Reinforcement-learning AIs are vulnerable to a new kind of attack

Adversarial attacks against the technique that powers game-playing AIs and could control self-driving cars shows it may be less robust than we thought.

Feb 28, 2020

MIT Technology Review / Adam Gleave

The soccer bot lines up to take a shot at the goal. But instead of getting ready to block it, the goalkeeper drops to ground and wiggles its legs. Confused, the striker does a weird little sideways dance, stamping its feet and waving one arm, and then falls over. 1-0 to the goalie.

It’s not a tactic you’ll see used by the pros, but it shows that an artificial intelligence trained via deep reinforcement learning—the technique behind cutting-edge game-playing AIs like AlphaZero and the OpenAI Five—is more vulnerable to attack than previously thought. And that could have serious consequences.

Adam Gleave

In the last few years researchers have found many ways to break AIs trained using labeled data, known as supervised learning. Tiny tweaks to an AI’s input—such as changing a few pixels in an image—can completely flummox it, making it identify a picture of a sloth as a race car, for example. These so-called adversarial attacks have no sure fix.

Compared with supervised learning, reinforcement learning is a relatively new technique and has been studied less. But it turns out that it is also vulnerable to doctored input. Reinforcement learning teaches an AI how to behave in different situations by giving it rewards for doing the right thing. Eventually the AI learns a plan for action, known as a policy. Policies allow AIs to play games, drive cars, or run automated trading systems.

In 2017, Sandy Huang, who is now at DeepMind, and her colleagues looked at an AI trained via reinforcement learning to play the classic video game Pong. They showed that adding a single rogue pixel to frames of video input would reliably make it lose. Now Adam Gleave at the University of California, Berkeley, has taken adversarial attacks to another level.
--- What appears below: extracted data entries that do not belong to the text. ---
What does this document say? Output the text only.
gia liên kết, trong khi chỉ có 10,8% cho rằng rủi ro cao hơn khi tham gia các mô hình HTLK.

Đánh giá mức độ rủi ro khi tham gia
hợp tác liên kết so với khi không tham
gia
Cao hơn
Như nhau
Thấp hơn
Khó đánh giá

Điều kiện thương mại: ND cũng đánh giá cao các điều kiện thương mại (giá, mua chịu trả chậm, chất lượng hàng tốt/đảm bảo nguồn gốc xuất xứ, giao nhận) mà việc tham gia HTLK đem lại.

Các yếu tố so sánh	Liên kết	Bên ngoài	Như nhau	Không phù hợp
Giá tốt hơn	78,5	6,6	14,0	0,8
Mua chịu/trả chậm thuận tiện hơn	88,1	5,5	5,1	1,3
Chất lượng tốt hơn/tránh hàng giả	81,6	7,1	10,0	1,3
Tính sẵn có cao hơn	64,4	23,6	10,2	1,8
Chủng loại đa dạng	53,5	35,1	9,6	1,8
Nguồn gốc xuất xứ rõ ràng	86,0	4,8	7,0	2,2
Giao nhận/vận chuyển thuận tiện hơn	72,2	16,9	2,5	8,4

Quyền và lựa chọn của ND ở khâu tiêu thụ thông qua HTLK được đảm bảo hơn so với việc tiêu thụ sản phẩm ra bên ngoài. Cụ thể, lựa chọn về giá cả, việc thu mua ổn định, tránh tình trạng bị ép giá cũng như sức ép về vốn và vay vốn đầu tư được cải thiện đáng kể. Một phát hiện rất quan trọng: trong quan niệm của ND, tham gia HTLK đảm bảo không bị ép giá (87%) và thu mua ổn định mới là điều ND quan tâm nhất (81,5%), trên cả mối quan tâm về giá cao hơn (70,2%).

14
Gleave is not too worried about most of the examples we have seen so far. “I'm a bit skeptical of them being a threat,” he says. “The idea that an attacker is going to break our machine-learning system by adding a small amount of noise doesn't seem realistic.” But instead of fooling an AI into seeing something that isn’t really there, you can change how things around it act. In other words, an AI trained using reinforcement learning can be tricked by weird behavior. Gleave and his colleagues call this an adversarial policy. It’s a previously unrecognized threat model, says Gleave.

Losing control

In some ways, adversarial policies are more worrying than attacks on supervised learning models, because reinforcement learning policies govern an AI’s overall behavior. If a driverless car misclassifies input from its camera, it could fall back on other sensors, for example. But sabotage the car’s control system—governed by a reinforcement learning algorithm—and it could lead to disaster. “If policies were to be deployed without solving these problems, it could be very serious,” says Gleave. Driverless cars could go haywire if confronted with an arm-waving pedestrian.

Gleave and his colleagues used reinforcement learning to train stick-figure bots to play a handful of two-player games, including kicking a ball at a goal, racing across a line, and sumo wrestling. The bots were aware of the position and movement of their limbs and those of their opponents.

Adam Gleave

They then trained a second set of bots to find ways to exploit the first, and this second group quickly discovered adversarial policies. The team found that the adversaries learned to beat their victims reliably after training for less than 3% of the time it took the victims to learn to play the games in the first place.

The adversaries learned to win not by becoming better players but by performing actions that broke their opponents’ policies. In the soccer game and the running game, the adversary sometimes never even stands up. This makes the victim collapse into a contorted heap or wriggle around in circles. What’s more, the victims actually performed far better when they were “masked” and unable to see their adversary at all.

The research, to be presented at the International Conference on Learning Representations in Addis Ababa, Ethiopia, in April, shows that policies that appear robust can hide serious flaws. “In deep reinforcement learning we're not really evaluating policies in a comprehensive enough fashion,” says Gleave. A supervised learning model, trained to classify images, say, is tested on a different data set from the one it was trained on to ensure that it has not simply memorized a particular bunch of images. But with reinforcement learning, models are typically trained and tested in the same environment. That means that you can never be sure how well the model will cope with new situations.

The good news is that adversarial policies may be easier to defend against than other adversarial attacks. When Gleave fine-tuned the victims to take into account the weird behavior of their adversaries, the adversaries were forced to try more familiar tricks, such as tripping their opponents up. That’s still dirty play but doesn’t exploit a glitch in the system. After all, human players do it all the time.